The music is slow and not quite my thing, but I enjoy it regardless. It’s just easy. Duoly Rob knows how to draw people in. The staff are friendly, and in a genuine way, I feel.

So now I’ve said all of that and it’s time for me to spiral off and sink everything in the best way possible. Or perhaps it would be the worst way possible. The original path has ended and the new path lies ahead, and it’s all downhill whilst uphill, and let me tell you, I’d rather turn back. I don’t want to sink everything, but this is what lies ahead and so if this is what lies ahead then this is what I must do. This is where I must walk forward, and I need to do it in the best way possible in the worst way possible.

So it’s time to go down rolling uphill whilst downhill and take everyone out along the way. I can do this; I can succeed. I can burn bridges and paths and bonds and I can make myself a reprehensible human being. Don’t want to, but it’s time that I do. It’s time that I must. I can succeed, and then move on and disappear from Glebe forever. People will wonder why, and I know it’ll be due to the self-doubt and anxiety. I know it will be because I need to ensure failure and not success, and I need to do it the only way that I know how.

Actually I don’t know how, but some people think I’m a shitty person and who am I to say that they are wrong? Can’t say they’re right either, however.

I’m sitting here and I’m thinking about the friends I’ve lost over the past couple of months, and my ex, and I don’t want to be. Grief comes when it comes, but these are things I feel better about, in a way. One of those friends I am kind of sad, kind of not caring around. Helped them a fair bit where I could, they gave a vague, non-explanatory message about why they felt the friendship should end. It upsets me that I may have hurt them in some way, but if they’re not going to speak to me and try to work toward resolving the issues, then I feel it’s someone not worth having in my life. I especially feel that way if they were willing to take my help on a number of things, especially a couple of weeks prior.

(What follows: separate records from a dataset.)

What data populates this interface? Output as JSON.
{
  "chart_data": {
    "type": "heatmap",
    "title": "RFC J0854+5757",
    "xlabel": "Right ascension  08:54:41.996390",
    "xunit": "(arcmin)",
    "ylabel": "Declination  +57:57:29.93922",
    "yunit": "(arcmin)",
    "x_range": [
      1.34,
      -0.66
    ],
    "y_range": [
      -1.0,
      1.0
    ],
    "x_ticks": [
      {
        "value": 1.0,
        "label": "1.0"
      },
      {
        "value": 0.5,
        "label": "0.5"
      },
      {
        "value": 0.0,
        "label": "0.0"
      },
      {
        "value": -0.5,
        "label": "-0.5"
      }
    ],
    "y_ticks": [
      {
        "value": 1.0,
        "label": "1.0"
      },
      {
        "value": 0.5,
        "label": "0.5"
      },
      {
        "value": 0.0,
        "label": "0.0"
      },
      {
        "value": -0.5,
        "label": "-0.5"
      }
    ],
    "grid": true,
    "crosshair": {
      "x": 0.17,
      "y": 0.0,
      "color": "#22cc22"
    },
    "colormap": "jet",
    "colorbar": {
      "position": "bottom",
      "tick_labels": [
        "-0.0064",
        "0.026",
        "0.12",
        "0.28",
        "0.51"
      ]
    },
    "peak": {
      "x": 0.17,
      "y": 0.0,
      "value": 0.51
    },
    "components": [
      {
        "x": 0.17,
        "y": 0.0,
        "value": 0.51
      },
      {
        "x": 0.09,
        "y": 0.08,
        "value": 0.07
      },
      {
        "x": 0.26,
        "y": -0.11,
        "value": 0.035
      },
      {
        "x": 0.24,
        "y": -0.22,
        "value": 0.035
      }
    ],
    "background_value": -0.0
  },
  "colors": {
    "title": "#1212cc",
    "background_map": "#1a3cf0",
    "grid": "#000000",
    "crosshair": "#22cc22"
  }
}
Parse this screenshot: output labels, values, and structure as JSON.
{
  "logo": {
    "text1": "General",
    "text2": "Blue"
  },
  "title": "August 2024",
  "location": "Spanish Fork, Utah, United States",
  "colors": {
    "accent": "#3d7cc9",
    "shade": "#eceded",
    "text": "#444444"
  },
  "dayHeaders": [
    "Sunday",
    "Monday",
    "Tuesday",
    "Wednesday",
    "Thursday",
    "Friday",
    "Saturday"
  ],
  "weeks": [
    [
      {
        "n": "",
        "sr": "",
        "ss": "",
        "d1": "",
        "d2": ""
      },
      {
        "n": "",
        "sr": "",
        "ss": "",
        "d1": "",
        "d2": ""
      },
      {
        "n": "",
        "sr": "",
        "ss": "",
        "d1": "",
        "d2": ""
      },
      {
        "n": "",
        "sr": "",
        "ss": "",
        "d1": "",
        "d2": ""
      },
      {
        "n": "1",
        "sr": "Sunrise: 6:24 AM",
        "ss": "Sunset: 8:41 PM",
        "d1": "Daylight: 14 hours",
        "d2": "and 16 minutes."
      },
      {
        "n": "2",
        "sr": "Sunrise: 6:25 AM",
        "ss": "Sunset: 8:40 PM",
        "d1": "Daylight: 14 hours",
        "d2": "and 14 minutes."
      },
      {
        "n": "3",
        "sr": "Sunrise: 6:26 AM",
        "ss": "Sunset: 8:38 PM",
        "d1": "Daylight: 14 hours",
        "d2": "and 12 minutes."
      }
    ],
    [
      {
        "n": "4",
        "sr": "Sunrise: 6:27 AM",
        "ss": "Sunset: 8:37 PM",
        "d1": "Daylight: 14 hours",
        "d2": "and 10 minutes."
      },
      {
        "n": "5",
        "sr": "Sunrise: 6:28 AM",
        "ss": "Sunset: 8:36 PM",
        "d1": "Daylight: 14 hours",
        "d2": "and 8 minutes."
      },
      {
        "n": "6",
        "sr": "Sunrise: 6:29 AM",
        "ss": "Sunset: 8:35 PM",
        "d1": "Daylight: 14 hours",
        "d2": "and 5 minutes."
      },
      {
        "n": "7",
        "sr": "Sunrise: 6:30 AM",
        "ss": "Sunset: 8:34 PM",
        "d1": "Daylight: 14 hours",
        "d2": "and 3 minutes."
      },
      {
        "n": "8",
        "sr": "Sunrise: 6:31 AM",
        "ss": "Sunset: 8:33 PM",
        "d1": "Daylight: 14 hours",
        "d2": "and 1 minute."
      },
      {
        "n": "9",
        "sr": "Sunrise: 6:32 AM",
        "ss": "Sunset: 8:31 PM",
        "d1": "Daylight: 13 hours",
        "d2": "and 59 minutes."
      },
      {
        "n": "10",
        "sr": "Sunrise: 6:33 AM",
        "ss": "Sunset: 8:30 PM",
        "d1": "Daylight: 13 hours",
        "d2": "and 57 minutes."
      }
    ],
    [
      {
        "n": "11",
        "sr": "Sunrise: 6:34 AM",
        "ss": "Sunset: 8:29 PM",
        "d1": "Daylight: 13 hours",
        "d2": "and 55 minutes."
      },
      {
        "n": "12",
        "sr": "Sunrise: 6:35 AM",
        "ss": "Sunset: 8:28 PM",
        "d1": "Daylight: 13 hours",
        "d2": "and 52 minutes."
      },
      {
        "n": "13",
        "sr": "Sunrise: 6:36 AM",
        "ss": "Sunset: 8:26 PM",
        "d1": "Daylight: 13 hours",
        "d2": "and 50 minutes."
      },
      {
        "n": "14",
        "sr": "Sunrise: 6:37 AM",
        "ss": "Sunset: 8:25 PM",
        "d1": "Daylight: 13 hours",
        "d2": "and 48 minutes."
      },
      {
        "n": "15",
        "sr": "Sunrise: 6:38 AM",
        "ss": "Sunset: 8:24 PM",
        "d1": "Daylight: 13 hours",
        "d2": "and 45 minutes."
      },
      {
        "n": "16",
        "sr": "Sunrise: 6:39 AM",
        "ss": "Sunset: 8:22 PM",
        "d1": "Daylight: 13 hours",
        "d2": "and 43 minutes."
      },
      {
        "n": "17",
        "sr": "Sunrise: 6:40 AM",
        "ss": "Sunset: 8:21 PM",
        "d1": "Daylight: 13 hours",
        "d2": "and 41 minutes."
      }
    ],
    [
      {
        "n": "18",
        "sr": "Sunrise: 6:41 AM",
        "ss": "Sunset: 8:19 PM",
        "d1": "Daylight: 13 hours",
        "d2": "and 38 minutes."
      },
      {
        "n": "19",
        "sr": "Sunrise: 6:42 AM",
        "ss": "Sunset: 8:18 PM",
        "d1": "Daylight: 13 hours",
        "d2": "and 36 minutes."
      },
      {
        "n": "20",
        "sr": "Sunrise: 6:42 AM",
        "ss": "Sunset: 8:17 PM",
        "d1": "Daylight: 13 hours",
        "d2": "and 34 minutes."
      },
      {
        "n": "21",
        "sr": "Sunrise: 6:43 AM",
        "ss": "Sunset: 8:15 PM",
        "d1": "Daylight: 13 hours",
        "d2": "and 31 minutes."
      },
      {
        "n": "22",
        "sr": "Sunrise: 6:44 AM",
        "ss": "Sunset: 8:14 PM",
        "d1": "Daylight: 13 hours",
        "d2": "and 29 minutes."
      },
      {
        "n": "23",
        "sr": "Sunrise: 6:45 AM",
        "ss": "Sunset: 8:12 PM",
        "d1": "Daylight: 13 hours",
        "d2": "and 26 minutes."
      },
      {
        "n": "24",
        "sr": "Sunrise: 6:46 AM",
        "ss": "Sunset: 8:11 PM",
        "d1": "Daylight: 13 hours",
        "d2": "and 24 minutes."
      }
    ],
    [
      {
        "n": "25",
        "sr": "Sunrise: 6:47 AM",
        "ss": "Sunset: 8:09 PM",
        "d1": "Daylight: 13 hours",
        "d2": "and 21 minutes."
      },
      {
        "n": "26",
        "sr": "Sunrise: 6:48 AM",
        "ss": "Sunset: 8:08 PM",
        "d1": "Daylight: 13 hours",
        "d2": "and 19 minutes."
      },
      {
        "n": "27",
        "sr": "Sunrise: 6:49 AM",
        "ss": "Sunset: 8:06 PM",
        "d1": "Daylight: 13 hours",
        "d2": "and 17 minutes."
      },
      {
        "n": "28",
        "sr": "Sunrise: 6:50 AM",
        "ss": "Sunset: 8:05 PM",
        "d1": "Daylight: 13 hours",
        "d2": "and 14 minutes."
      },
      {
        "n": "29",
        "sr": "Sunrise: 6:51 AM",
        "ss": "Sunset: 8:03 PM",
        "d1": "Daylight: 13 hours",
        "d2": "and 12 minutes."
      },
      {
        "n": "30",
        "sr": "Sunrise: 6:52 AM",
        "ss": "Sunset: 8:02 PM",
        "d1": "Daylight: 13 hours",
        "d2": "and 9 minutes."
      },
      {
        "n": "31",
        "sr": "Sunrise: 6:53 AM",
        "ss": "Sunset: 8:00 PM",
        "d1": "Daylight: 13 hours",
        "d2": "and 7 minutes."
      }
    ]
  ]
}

I’ve said it before and strongly implied it too, but I value honesty. I value the people in my life. I am an intense person so I get that I get a bit much, but I still want people to be honest with me because I don’t want to hurt anyone. If someone I’ve known for years knows this, and then won’t be honest with me whilst still accepting my help, I don’t know if I have the energy to care enough.

But even though they and two others are on my thoughts, I’m still enjoying myself right now. I’m still happy in a way. I’ve gone through some shit and I’m not out of the woods, but I’m doing okay. I’m surviving. I’m in a position where I can work hard and improve and get into a better position in life, and so I need to maximise that. I’ve been feeling better and better since getting dumped, and I wonder if I’ll crash. I’m not wondering too much, but I am wondering. But I need to keep on working on myself. I need to keep doing what I want to do, so long as it does benefit me and doesn’t hurt people along the way, unless that hurt is unavoidable. And I can do that.

But for now I’m going to sit here and enjoy the space I’m in.

The time it took to write one thousand words: 15:46:99

Decent speed. Not sure if it matches the writing enough, but it was a decent speed.